Vander Plaats, a three-time gubernatorial hopeful, that led a campaign in 2009 and 2010, predominantly funded by out-of-state and anti-gay rights religious groups, to oust three Iowa Supreme Court Justices — Chief Justice Marsha Ternus, and Justices David Baker and Michael Streit — from the bench in the 2010 election. The trio were part of a unanimous 2009 decision, Varnum v. Brien, that struck down a legislative ban on same-sex marriage as a violation of the state’s equal protection clause.
The future of marriage and judicial retention was the topic of an Iowa Public Television program, “Iowa’s Marriage Battleground,” which aired Tuesday night and will again at 7 p.m. tonight. As marriage is debated in New York, the Hawkeye State and the Varnum decision has once again been thrust into the spotlight.
Vander Plaats was one of four panelists on the program, which also included Tamara Scott, the head of the Iowa branch of Concerned Women for America, Iowa Sen. Matt McCoy (D-Des Moines) and Connie Ryan Terrell, executive director of the Interfaith Alliance of Iowa and board member of Justice Not Politics.
McCoy, a long time state politician, is openly gay.
“Every loving couple has the right to get a marriage license,” he said Tuesday on the program.

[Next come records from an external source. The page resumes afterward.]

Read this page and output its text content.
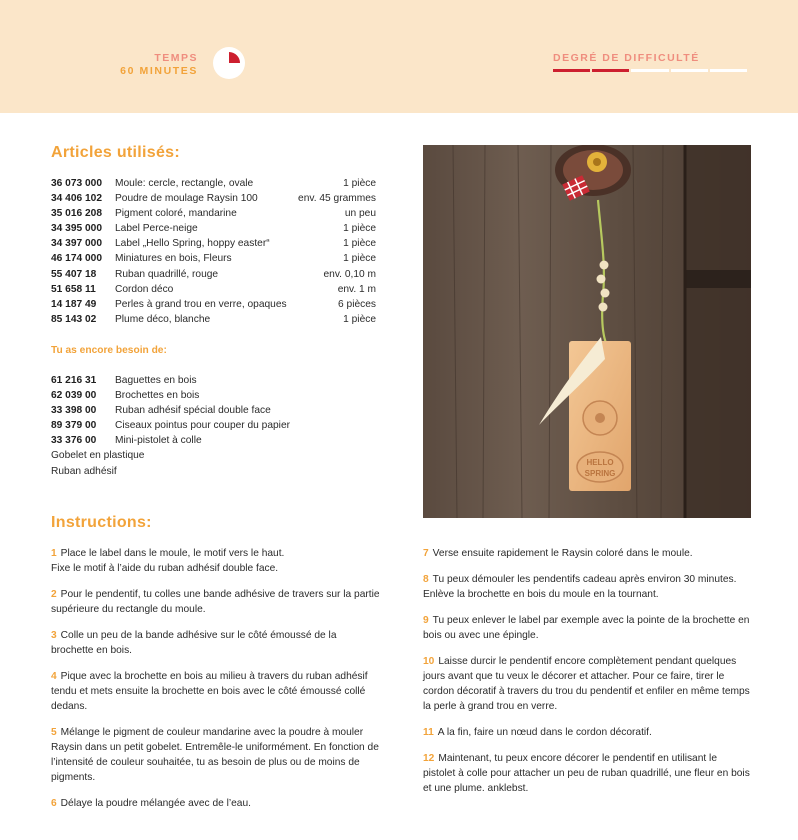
TEMPS
60 MINUTES
DEGRÉ DE DIFFICULTÉ
Articles utilisés:
36 073 000	Moule: cercle, rectangle, ovale	1 pièce
34 406 102	Poudre de moulage Raysin 100	env. 45 grammes
35 016 208	Pigment coloré, mandarine	un peu
34 395 000	Label Perce-neige	1 pièce
34 397 000	Label „Hello Spring, hoppy easter“	1 pièce
46 174 000	Miniatures en bois, Fleurs	1 pièce
55 407 18	Ruban quadrillé, rouge	env. 0,10 m
51 658 11	Cordon déco	env. 1 m
14 187 49	Perles à grand trou en verre, opaques	6 pièces
85 143 02	Plume déco, blanche	1 pièce
Tu as encore besoin de:
61 216 31	Baguettes en bois
62 039 00	Brochettes en bois
33 398 00	Ruban adhésif spécial double face
89 379 00	Ciseaux pointus pour couper du papier
33 376 00	Mini-pistolet à colle
Gobelet en plastique
Ruban adhésif
HELLO
SPRING
Instructions:
1 Place le label dans le moule, le motif vers le haut.
Fixe le motif à l’aide du ruban adhésif double face.
2 Pour le pendentif, tu colles une bande adhésive de travers sur la partie supérieure du rectangle du moule.
3 Colle un peu de la bande adhésive sur le côté émoussé de la brochette en bois.
4 Pique avec la brochette en bois au milieu à travers du ruban adhésif tendu et mets ensuite la brochette en bois avec le côté émoussé collé dedans.
5 Mélange le pigment de couleur mandarine avec la poudre à mouler Raysin dans un petit gobelet. Entremêle-le uniformément. En fonction de l’intensité de couleur souhaitée, tu as besoin de plus ou de moins de pigments.
6 Délaye la poudre mélangée avec de l’eau.
7 Verse ensuite rapidement le Raysin coloré dans le moule.
8 Tu peux démouler les pendentifs cadeau après environ 30 minutes. Enlève la brochette en bois du moule en la tournant.
9 Tu peux enlever le label par exemple avec la pointe de la brochette en bois ou avec une épingle.
10 Laisse durcir le pendentif encore complètement pendant quelques jours avant que tu veux le décorer et attacher. Pour ce faire, tirer le cordon décoratif à travers du trou du pendentif et enfiler en même temps la perle à grand trou en verre.
11 A la fin, faire un nœud dans le cordon décoratif.
12 Maintenant, tu peux encore décorer le pendentif en utilisant le pistolet à colle pour attacher un peu de ruban quadrillé, une fleur en bois et une plume. anklebst.
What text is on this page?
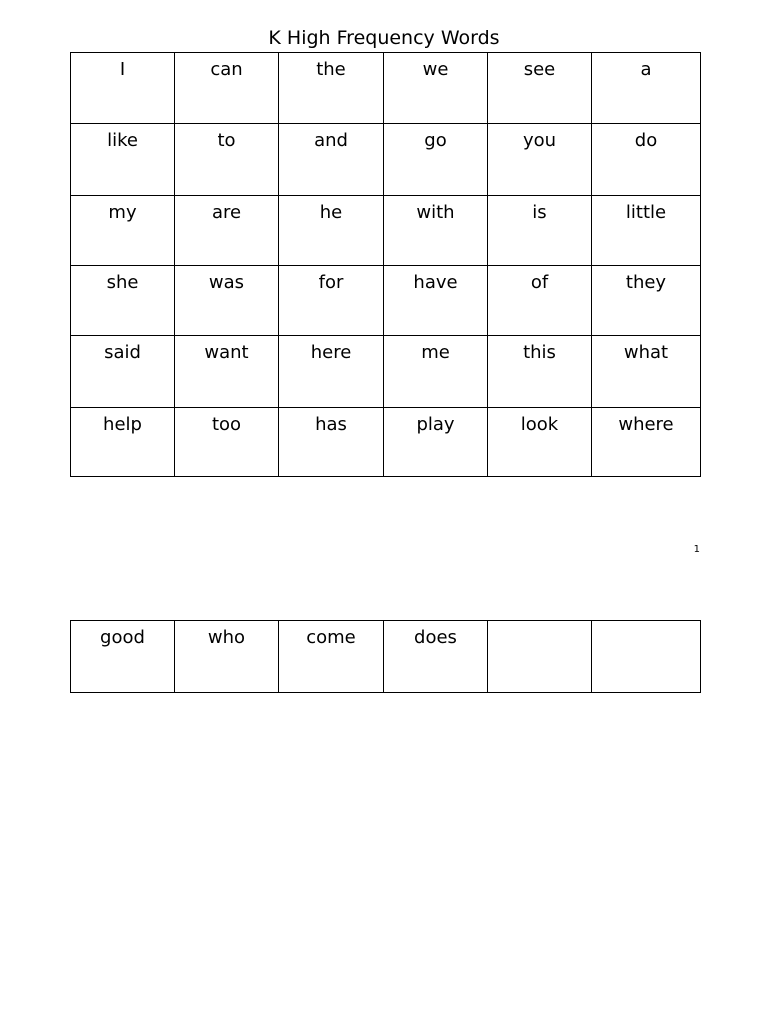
K High Frequency Words
I	can	the	we	see	a
like	to	and	go	you	do
my	are	he	with	is	little
she	was	for	have	of	they
said	want	here	me	this	what
help	too	has	play	look	where
1
good	who	come	does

McCoy and Ryan Terrell also opposed claims from Vander Plaats that the Iowa Supreme Court overstepped its bounds when it unanimously upheld gay marriage. The decision gained national attention, and also incited movements to overturn the law or to allow state residents to decide by popular vote.
“Their decision was correct and consistent with Iowa history on civil rights,” McCoy pointed out, referring to 19th-century legal decisions rejecting slavery in Iowa. “To say we have not heard from Iowans on both sides would be untrue. We are in a position today where we’re pretty satisfied that both sides have been heard.”